I would like to create a custom transformation function which would process each table in a stream independently. I can’t figure out how to do it. It seems that the only options for custom functions is either to use reduce to transform each table in the stream to a single record, or transform the entire stream.
I must be missing something, because obviously built-in function like limit() do exactly what I want a custom function to do. I just can’t figure out the syntax from the docs, or I’m completely missing it.
I have a stream of tables with a group key. I want to transform each table into one or more records keeping the same group key. Is there a way to do this?
I guess what I’m looking for is a table.map() function which takes as input each table in the stream and returns a new table to replace it in the stream with same grouping keys.

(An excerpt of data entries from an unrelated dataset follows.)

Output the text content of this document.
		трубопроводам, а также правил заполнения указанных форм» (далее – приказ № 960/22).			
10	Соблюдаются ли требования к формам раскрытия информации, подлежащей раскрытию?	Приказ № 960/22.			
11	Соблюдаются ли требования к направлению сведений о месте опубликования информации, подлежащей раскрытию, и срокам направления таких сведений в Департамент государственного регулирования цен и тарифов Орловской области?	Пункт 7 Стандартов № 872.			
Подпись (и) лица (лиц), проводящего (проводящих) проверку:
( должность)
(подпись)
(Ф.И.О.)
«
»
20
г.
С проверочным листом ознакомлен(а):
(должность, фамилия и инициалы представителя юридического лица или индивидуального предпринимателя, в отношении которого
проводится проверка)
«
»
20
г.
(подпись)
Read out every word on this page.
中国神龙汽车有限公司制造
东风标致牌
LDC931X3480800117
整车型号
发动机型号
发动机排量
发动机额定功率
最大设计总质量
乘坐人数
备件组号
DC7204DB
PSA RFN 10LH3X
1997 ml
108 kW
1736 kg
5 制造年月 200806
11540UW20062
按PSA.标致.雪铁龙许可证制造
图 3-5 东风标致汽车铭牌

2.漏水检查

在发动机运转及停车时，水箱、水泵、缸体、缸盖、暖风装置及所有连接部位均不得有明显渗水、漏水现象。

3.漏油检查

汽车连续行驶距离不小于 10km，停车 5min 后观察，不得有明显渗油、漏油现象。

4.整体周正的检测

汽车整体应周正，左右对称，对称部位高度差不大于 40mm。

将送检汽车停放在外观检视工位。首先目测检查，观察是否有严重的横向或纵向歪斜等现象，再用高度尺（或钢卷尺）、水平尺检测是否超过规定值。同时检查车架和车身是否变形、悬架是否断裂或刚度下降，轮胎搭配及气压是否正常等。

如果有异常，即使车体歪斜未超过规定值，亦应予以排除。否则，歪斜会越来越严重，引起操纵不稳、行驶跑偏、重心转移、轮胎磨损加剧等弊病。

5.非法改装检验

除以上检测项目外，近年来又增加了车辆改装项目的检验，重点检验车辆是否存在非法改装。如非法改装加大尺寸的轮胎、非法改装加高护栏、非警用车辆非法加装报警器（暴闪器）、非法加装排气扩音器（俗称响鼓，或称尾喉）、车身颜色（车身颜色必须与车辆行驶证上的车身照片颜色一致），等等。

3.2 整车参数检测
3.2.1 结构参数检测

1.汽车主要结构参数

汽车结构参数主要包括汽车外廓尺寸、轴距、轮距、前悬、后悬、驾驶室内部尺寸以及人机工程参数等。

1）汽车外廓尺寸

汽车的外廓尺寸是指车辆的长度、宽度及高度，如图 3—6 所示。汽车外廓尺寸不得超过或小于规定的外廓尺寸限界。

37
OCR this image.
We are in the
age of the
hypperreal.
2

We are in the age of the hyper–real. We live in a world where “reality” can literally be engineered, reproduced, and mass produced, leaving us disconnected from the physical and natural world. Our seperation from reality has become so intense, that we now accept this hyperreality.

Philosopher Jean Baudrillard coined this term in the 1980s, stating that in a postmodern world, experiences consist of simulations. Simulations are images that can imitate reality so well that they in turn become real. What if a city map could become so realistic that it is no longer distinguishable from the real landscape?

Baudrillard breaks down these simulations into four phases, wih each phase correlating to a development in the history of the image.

Let’s say I have input stream like this:
mydata =
Name Value
A 1
A 2
B 1
B 3
B 4
I want to be able to write a custom function that maps each table into a new table based on some logic (similar to reduce, but not restricted to a single record)
myfunc = (table) =>
// some magic sauce to create a new table based on existing table data
// and possibly merging with other streams
in other words, table A transformed into having an added row, and B lost a row, plus the tables extended with new columns.
My point about limit() in the initial question, is that I’m assuming this is somewhat how limit must work. It needs to know the table boundaries (or group key) so that it knows what to limit and can transform each table in the stream.
Sorry if I’m not making much sense. My original question was that I see documentation for custom aggregation function per table (using reduce) and it appears that all other custom functions work on the entire stream. I was wondering if there was a means to do what I want and I was just missing it in the docs.